I ride with 6 all the way around with no problems


----------



## avenomusduck (Jul 8, 2010)

Interesting replies guys thanks!
Even when I was running 28 Silverbacks, I had to run at least 12psi....Despite the fact that those Monkeys have a wicked thick bead that I "was told" took 40psi to seat.....

I will also add the fact that I does not seem to matter if old or new tires/rims....the Monkeys were on new STI slashers and the 29.5 laws are on new SS212's....even my old bike -05 Sportsman 500 HO with old ITP rims and new 29.5 Laws would give me fits.....anything under 12 psi and I was either constantly cleaning out bead trash or literally walking the tire off the rim!

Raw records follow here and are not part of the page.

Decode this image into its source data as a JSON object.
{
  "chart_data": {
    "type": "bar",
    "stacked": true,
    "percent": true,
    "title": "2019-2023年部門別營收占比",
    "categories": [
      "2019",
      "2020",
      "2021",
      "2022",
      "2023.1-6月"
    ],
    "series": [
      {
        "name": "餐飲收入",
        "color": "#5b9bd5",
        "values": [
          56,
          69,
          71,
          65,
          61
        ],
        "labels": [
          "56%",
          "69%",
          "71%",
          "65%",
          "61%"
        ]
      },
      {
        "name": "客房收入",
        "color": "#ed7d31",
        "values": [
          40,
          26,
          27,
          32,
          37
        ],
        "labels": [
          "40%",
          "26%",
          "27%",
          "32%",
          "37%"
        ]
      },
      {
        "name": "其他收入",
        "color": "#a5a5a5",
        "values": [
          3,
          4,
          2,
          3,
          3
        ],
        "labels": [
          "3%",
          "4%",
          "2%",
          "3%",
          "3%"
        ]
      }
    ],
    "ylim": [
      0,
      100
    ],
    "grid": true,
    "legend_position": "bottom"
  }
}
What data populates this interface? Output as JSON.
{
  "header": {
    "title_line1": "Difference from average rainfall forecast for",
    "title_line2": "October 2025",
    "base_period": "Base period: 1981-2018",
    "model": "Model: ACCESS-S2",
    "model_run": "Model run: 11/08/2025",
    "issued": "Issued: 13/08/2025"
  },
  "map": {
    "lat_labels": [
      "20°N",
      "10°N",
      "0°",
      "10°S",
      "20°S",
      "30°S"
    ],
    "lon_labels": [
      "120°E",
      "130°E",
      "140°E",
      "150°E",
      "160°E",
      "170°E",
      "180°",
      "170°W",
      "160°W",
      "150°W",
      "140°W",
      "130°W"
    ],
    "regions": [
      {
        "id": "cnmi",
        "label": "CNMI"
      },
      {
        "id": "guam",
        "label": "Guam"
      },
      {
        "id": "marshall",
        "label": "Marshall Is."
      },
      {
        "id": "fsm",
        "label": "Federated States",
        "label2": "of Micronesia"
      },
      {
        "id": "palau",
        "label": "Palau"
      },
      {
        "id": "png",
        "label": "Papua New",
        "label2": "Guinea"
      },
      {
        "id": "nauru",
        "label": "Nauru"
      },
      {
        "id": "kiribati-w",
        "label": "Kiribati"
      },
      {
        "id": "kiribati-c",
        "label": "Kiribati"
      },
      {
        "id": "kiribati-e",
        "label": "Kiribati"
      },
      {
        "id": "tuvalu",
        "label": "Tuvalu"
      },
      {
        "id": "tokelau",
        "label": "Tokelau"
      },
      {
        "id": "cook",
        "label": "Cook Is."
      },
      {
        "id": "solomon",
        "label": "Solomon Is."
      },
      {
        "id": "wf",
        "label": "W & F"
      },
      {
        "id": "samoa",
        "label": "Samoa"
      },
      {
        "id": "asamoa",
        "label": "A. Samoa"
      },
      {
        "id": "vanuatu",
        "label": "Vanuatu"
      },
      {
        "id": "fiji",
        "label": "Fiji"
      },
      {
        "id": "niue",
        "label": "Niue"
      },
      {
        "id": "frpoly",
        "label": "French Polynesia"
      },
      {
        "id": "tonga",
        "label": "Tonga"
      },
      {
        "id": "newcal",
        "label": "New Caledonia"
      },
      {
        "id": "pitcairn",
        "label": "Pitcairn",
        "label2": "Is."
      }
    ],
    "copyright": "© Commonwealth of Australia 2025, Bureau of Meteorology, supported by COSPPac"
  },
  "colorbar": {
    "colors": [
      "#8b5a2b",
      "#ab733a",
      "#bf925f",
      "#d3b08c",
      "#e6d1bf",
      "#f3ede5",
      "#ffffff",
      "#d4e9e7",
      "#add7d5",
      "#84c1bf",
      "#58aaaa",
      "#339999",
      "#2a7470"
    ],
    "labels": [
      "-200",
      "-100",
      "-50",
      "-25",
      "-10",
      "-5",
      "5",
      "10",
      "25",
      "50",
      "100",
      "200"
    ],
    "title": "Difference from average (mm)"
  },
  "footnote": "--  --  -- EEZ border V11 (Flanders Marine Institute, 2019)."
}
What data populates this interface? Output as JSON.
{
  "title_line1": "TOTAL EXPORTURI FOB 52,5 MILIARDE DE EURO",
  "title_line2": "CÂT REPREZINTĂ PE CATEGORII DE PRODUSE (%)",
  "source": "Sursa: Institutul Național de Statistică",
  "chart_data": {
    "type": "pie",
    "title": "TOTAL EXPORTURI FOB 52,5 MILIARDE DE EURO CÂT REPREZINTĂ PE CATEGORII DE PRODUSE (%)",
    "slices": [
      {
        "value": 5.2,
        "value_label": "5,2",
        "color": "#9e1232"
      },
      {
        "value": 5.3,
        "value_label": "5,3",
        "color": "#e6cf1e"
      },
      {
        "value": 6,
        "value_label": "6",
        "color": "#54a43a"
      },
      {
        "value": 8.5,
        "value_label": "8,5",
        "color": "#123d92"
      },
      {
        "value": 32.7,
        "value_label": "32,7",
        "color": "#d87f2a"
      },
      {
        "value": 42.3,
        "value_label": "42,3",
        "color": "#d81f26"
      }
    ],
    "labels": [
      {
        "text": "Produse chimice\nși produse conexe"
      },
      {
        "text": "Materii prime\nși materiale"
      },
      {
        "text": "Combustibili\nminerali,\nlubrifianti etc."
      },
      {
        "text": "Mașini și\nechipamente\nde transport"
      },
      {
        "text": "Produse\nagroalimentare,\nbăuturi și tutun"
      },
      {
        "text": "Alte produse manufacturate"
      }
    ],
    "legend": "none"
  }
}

For the record I am not a throttle junkie ...I like to let my clutch work and also do not "boondock" ie: beat the brakes off it :bigok:

Thanks again :cheers:


----------



## jyarber (Oct 27, 2010)

I need to find a tire gauge that reads below 10psi..


----------



## eagleeye76 (May 7, 2010)

When my dad bought his Rubicon from a guy it had 27" 589s and he'd give it some and the whole machine would go sideways no matter what speed he went. Impossible to keep it on the trails. So I asked what his psi was. He says what ever it was when he bought it. Not good I checked [email protected] 32psi Holy S... I put it to 7 all the way around to try and it stayed on the trail.


----------



## eagleeye76 (May 7, 2010)

jyarber said:


> I need to find a tire gauge that reads below 10psi..


The BF comes with one in the handy dandy tool kit.


----------



## sloboy (Oct 11, 2010)

I run 8 in the front 5 in back on the brute,, 10 all the way around on the rhino,, and just keep air in honda tires (my sons are always messing with it) autozone has the 1-20 psi gauges.


----------